The Land of Dreams, il musical-opera prima che sfida i modelli hollywoodiani

The Land of Dreams
Caterina Shulha e George Blagden in "The Land of Dreams".

Nel cinema italiano imbattersi in un musical è abbastanza inusuale, e lo è ancora di più se si tratta di un’opera prima: ed ecco che The Land of Dreams, lungometraggio d’esordio di Nicola Abbatangelo, rompe con entrambe le consuetudini. Presentato ad Alice nella Città, sezione autonoma della Festa del Cinema di Roma, il film è ambientato nella New York dei favolosi anni Venti, e ruota intorno alla storia d’amore tra Eva (Caterina Shulha), immigrata italiana con il sogno di diventare cantante, e Armie (George Blagden), reduce della Grande Guerra con un segreto da nascondere.

Nonostante la nostra cinematografia abbia fatto qualche sporadica incursione nel musical, l’opera di Abbatangelo, con la sua ambientazione oltreoceano e il respiro internazionale, si discosta radicalmente da esperimenti di carattere prettamente nazionale, se non addirittura regionale, quali Tano da morire (Roberta Torre, 1997) e Ammore e malavita (Manetti Bros., 2017). Il film guarda chiaramente alla grande tradizione dei musical hollywoodiani: torna subito in mente Chicago (Bob Marshall, 2002), per l’epoca di ambientazione.

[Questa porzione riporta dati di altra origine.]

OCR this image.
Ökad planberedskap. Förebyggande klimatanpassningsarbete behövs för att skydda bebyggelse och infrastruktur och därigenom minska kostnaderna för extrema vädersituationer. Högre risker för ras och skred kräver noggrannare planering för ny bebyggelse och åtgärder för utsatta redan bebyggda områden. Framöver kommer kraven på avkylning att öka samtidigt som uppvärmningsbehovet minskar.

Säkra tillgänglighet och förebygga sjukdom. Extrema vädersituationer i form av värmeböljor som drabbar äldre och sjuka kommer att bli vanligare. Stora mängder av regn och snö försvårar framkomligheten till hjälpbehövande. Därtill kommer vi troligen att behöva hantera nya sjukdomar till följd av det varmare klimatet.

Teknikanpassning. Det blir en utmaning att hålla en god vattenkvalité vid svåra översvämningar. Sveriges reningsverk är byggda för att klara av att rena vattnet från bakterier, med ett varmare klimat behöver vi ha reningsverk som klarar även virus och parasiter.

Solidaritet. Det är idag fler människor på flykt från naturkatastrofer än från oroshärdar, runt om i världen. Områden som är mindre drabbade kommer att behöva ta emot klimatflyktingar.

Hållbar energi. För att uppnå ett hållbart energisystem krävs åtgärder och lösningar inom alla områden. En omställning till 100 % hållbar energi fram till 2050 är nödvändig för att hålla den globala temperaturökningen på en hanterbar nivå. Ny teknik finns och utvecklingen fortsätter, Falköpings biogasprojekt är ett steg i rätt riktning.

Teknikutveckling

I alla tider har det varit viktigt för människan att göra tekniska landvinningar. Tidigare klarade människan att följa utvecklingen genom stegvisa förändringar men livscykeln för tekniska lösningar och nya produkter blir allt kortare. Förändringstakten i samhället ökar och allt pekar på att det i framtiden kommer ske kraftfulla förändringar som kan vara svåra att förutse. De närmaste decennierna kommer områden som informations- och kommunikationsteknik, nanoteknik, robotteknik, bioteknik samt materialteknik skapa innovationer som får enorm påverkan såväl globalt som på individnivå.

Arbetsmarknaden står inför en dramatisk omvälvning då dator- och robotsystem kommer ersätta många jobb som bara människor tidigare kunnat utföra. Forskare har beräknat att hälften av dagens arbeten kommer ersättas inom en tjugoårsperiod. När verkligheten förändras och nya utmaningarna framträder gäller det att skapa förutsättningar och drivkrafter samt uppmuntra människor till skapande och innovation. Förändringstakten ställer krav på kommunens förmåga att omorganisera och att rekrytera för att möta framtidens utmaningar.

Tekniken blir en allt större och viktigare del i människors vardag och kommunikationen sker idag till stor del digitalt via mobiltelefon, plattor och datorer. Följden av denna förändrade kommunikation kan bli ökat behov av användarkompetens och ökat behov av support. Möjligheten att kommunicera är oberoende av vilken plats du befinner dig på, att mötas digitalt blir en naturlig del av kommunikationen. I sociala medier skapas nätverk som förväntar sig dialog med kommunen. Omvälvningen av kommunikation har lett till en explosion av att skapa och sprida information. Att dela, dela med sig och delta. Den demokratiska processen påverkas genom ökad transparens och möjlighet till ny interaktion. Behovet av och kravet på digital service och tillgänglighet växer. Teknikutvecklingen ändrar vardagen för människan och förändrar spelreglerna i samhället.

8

E The Land of Dreams nulla ha da invidiare al “medio” film americano per quanto riguarda la componente visiva. Fotografia ed effetti digitali rendono credibile la Grande Mela degli anni Venti, così come le scene di ambientazione onirica; anche i costumi contribuiscono a ricreare l’atmosfera Twenties. Quanto agli interpreti, la regia ne mette in risalto l’ottimo lavoro: a rafforzare il legame con la cinematografia internazionale vi è la presenza di George Blagden (Athelstan nella celebre serie Vikings), che gli amanti del musical ricorderanno per Les Misérables (Tom Hooper, 2012), e di Kevin Guthrie (noto per la saga di Animali fantastici e dove trovarli e la serie Netflix The English  Game). Al loro fianco non sfigurano gli attori italiani (tra gli altri la protagonista Caterina Shulha, il villain Edoardo Pesce e il suo braccio destro Paolo Calabresi).  

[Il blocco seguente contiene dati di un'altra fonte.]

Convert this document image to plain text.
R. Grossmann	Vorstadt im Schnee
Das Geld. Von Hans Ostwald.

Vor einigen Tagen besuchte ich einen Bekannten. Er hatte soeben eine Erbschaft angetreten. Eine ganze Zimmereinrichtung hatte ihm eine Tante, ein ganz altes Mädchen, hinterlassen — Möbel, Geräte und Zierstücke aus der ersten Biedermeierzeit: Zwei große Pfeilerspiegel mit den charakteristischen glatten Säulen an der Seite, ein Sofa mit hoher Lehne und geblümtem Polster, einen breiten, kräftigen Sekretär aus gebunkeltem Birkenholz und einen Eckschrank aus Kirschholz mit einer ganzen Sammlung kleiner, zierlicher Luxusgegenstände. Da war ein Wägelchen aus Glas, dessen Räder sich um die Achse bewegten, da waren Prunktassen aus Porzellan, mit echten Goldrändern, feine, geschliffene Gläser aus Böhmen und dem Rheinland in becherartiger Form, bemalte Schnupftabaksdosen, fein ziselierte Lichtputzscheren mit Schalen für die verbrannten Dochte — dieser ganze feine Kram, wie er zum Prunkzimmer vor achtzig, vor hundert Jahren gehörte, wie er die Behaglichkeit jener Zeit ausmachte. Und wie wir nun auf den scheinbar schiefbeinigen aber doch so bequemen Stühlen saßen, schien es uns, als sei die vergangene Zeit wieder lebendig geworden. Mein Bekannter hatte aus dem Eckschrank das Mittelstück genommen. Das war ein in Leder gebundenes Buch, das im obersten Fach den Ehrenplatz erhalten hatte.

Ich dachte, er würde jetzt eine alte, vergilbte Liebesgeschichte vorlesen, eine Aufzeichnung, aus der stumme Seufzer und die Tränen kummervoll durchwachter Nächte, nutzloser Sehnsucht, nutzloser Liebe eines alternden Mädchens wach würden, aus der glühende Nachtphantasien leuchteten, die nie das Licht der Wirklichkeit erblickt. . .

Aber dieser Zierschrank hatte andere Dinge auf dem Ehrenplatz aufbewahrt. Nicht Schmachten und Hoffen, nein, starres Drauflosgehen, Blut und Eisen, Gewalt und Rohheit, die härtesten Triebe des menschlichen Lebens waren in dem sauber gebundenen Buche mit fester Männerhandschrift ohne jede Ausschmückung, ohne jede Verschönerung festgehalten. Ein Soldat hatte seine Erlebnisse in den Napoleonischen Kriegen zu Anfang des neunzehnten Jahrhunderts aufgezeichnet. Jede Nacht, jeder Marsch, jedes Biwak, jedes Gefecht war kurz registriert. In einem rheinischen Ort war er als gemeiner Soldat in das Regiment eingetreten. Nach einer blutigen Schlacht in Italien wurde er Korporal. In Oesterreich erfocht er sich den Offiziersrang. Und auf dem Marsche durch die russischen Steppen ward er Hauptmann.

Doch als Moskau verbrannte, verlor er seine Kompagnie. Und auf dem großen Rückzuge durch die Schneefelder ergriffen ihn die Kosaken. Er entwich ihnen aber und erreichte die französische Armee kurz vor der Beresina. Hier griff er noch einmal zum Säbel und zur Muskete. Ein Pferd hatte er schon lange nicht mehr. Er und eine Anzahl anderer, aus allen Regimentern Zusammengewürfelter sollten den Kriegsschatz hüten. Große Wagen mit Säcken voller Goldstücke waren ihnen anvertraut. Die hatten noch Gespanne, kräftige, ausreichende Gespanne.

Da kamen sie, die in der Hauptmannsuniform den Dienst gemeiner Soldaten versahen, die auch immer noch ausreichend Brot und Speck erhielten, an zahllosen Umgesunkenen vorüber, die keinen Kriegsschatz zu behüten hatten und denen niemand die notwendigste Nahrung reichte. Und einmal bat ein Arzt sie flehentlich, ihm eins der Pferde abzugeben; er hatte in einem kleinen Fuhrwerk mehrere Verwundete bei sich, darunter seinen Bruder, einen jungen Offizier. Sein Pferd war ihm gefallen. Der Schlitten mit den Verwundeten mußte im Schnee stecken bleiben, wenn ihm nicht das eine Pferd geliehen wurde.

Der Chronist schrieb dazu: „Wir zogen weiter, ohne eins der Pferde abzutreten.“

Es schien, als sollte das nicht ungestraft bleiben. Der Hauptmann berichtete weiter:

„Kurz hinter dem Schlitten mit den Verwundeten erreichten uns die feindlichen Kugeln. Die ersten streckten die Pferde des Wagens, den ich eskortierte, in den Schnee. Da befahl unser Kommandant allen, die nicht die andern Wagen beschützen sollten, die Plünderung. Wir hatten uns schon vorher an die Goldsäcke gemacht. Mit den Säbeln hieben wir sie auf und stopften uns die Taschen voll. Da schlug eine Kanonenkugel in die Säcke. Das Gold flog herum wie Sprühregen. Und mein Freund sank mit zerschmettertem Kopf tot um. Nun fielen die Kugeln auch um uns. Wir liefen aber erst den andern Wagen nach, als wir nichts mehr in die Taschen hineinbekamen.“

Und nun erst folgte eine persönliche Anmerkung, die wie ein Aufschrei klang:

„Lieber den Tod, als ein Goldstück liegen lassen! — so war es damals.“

Il canto, ça va sans dire, è una componente fondamentale, e tutti gli interpreti si rivelano all’altezza. È la musica, però, che non convince appieno. I dieci pezzi che compongono la colonna sonora firmata da Fabrizio Mancinelli, seppur di buona qualità, non hanno l’incisività e la “memorabilità” tipiche dei musical più riusciti. Uscendo dalla sala non ne rimane in testa neanche uno, il che non è certo ideale per un film di questo genere. Sarebbe poi forse stato interessante se la colonna sonora avesse fatto più riferimento alla musica dell’epoca, in particolare al jazz: se non per tutte le canzoni, almeno per quelle che si potrebbero definire diegetiche, come la hit incisa e riprodotta alla radio, che con il suo sound chiaramente moderno stona un po’ con l’ambientazione.

La struttura del film, fedele a tutti i vari paradigmi dei manuali di sceneggiatura, regge in ogni suo plot point, conferendo al lungometraggio un ritmo perfetto, che a volte è difficile trovare nelle opere prime. Tuttavia neanche le convenzioni di genere possono far chiudere occhio, o meglio orecchio, di fronte a una scrittura dei dialoghi decisamente carente, che cade troppo spesso nell’ingenuo e nel cliché. A fronte di tutto questo, si può però dire che Nicola Abbatangelo sia perfettamente riuscito nel suo intento di ricreare un musical hollywoodiano in un contesto produttivo italiano. E rimane ora da capire se rimarrà un esperimento isolato, oppure se rappresenta l’inizio di una cifra autoriale, o una strada percorribile per superare la tendenza del cinema italiano a rinchiudersi nel locale, per aprire invece a un orizzonte internazionale.